L’Héritage Durable des Sonnets Shakespeariens

Les sonnets écrits par William Shakespeare continuent de captiver lecteurs et chercheurs des siècles après leur publication. Leur structure complexe, leur langage riche et leur exploration d’expériences humaines intemporelles comme l’amour, la perte, la beauté et le passage du temps assurent leur pertinence durable. Qu’il s’agisse de se plonger dans les mystères du Beau Jeune Homme et de la Dame Brune ou d’analyser les aperçus profonds contenus en quatorze vers d’iambe pentamètre, les sonnets de Shakespeare offrent un voyage inégalé au cœur de l’expression poétique. Ils restent un témoignage de son génie non seulement en tant que dramaturge, mais comme l’un des plus grands poètes de la langue anglaise.
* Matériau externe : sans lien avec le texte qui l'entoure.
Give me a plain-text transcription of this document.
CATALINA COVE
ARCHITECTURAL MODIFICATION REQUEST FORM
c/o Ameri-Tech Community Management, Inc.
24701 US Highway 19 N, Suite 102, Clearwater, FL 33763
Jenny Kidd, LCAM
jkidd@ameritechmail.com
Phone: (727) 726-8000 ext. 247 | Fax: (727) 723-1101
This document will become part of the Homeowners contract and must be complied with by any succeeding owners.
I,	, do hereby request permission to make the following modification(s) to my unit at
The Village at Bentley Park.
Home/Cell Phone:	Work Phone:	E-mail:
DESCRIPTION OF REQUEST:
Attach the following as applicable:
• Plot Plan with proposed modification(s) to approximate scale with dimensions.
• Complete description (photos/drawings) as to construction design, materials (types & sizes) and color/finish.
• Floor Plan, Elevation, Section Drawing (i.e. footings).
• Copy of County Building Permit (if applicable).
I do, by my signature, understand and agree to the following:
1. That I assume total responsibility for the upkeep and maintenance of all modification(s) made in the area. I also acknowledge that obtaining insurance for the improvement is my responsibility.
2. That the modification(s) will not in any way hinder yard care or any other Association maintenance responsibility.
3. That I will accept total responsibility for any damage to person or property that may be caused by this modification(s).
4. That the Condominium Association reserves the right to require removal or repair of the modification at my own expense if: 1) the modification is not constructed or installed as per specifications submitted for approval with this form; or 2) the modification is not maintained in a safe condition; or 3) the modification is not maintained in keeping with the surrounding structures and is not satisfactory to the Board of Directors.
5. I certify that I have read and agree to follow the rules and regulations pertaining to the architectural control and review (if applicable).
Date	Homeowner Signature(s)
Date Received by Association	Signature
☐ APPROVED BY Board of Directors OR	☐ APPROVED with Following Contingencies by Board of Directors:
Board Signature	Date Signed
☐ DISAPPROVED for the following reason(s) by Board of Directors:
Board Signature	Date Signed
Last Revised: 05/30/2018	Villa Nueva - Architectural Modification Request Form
L’héritage des poèmes courts de Robert Frost démontre également comment des formes concises peuvent atteindre une profondeur émotionnelle et thématique profonde, similaire à la structure des sonnets de Shakespeare.

Pour une exploration plus approfondie de ces œuvres, All the Sonnets of Shakespeare, édité par Paul Edmondson et Stanley Wells (Cambridge University Press, 2020), offre un contexte, une analyse et des paraphrases précieux pour l’ensemble de la collection.